Reactions from the corporate community this week were swift and strong.
Tesla CEO Elon Musk abruptly quit the president’s business advisory committee yesterday, tweeting that “climate change is real. Leaving Paris is not good for America or the world.” Musk was followed shortly after by Disney CEO Robert Iger.
The nearly 600 businesses that have made commitments to climate leadership in partnership with the We Mean Business coalition, reiterated their commitments to act in the wake of Trump’s announcement.
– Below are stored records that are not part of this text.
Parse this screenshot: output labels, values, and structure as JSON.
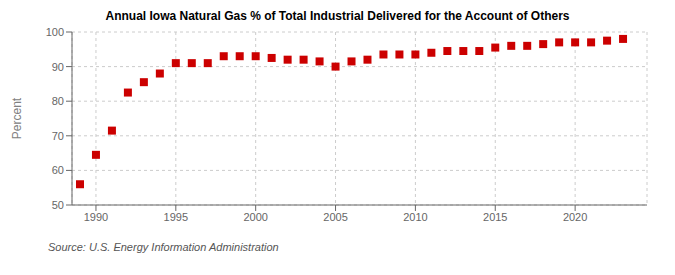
{
  "chart_data": {
    "type": "scatter",
    "title": "Annual Iowa Natural Gas % of Total Industrial Delivered for the Account of Others",
    "ylabel": "Percent",
    "annotation": "Source: U.S. Energy Information Administration",
    "x": [
      1989,
      1990,
      1991,
      1992,
      1993,
      1994,
      1995,
      1996,
      1997,
      1998,
      1999,
      2000,
      2001,
      2002,
      2003,
      2004,
      2005,
      2006,
      2007,
      2008,
      2009,
      2010,
      2011,
      2012,
      2013,
      2014,
      2015,
      2016,
      2017,
      2018,
      2019,
      2020,
      2021,
      2022,
      2023
    ],
    "values": [
      56.0,
      64.5,
      71.5,
      82.5,
      85.5,
      88.0,
      91.0,
      91.0,
      91.0,
      93.0,
      93.0,
      93.0,
      92.5,
      92.0,
      92.0,
      91.5,
      90.0,
      91.5,
      92.0,
      93.5,
      93.5,
      93.5,
      94.0,
      94.5,
      94.5,
      94.5,
      95.5,
      96.0,
      96.0,
      96.5,
      97.0,
      97.0,
      97.0,
      97.5,
      98.0
    ],
    "color": "#cc0000",
    "marker": "square",
    "xlim": [
      1988.5,
      2024.5
    ],
    "xticks": [
      1990,
      1995,
      2000,
      2005,
      2010,
      2015,
      2020
    ],
    "ylim": [
      50,
      100
    ],
    "yticks": [
      50,
      60,
      70,
      80,
      90,
      100
    ],
    "grid": true
  }
}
An hour before the president made the official withdrawal announcement, some 300 companies got on phone with policy leaders at Ceres to ask what they could do in response, said Ceres President and CEO Mindy Lubber, speaking on a call with reporters.
Wal-mart, the world’s largest company by revenue, said in a statement that its commitments to renewable energy and emissions reductions have been embedded in the business for more than a decade, “and we believe they are good for our customers, good for our business, and good for our environment.”
In November, the Wal-mart expanded its climate commitments, and earlier this year the company launched Project Gigaton to help meet its science-based targets to reduce its supply chain emissions by one gigaton by 2030.
Salesforce, which has been a leader in developing regulations that make it easier for companies to buy renewable energy in the U.S., said in a company statement that it is “disappointed” with the administration’s decision to withdraw from the Paris Agreement as the threat of climate change looms. “As powerful platforms for change, businesses must step up to protect the planet for future generations,” Salesforce said in a company statement.
Outlook for the U.S. electric sector
For utilities, withdrawal from the Paris Accord, coupled with the recent termination of the Clean Power Plan, could ease the pressure these companies feel to transition to cleaner energy sources. U.S. utilities have already been decarbonizing at a rapid pace, but without an overarching framework, power companies in fossil fuel heavy states may be able to justify burning coal for longer and avoiding renewables.
But while that may be true in some cases, Andrew Steer, president and CEO of WRI, pointed out that an increasing number of utilities are offering green tariffs to accommodate the green appetite of corporations — even in traditionally conservative, fossil fuel heavy regions like North Carolina and Kentucky.
“The thing that we should all go to bed tonight giving thanks for is that [the Paris exit] didn’t happen three years ago,” said Steer. “It’s never the right time, but it’s happened when the momentum has grown so much that the damage … I believe is containable.”
Cory Honeyman, senior solar analyst at GTM Research underscored that the outlook for solar deployment in the U.S. remains driven by its growing cost competitiveness across both distributed and utility-scale PV.
“Rooftop solar is past grid parity in well over half of all states, and over two thirds of the utility solar pipeline comes from projects with economics on par with new-build natural gas,” he said. “So what continues to matter most is that growing economic case positioning U.S. solar to remain a double digit gigawatt annual market.”
Rate reform debates, state-level policy changes and a looming trade dispute remain the red flags that loom over the U.S. solar outlook, he said.
Regarding the solar trade case, which could end up being decided by the president, Werner said that siding with solar manufacturer Suniva is the wrong approach if Trump is interested in creating jobs. Just 10 percent of U.S. solar jobs are tied to making cells and modules, while 90 percent of solar employment is in R&D, installation and other areas of the business, he said.
“In our view open free trade is what makes America great and allows entrepreneurs and self-starting people to create new opportunities and new businesses,” said Werner. “If it’s all about jobs, then the [trade case] is bad policy.”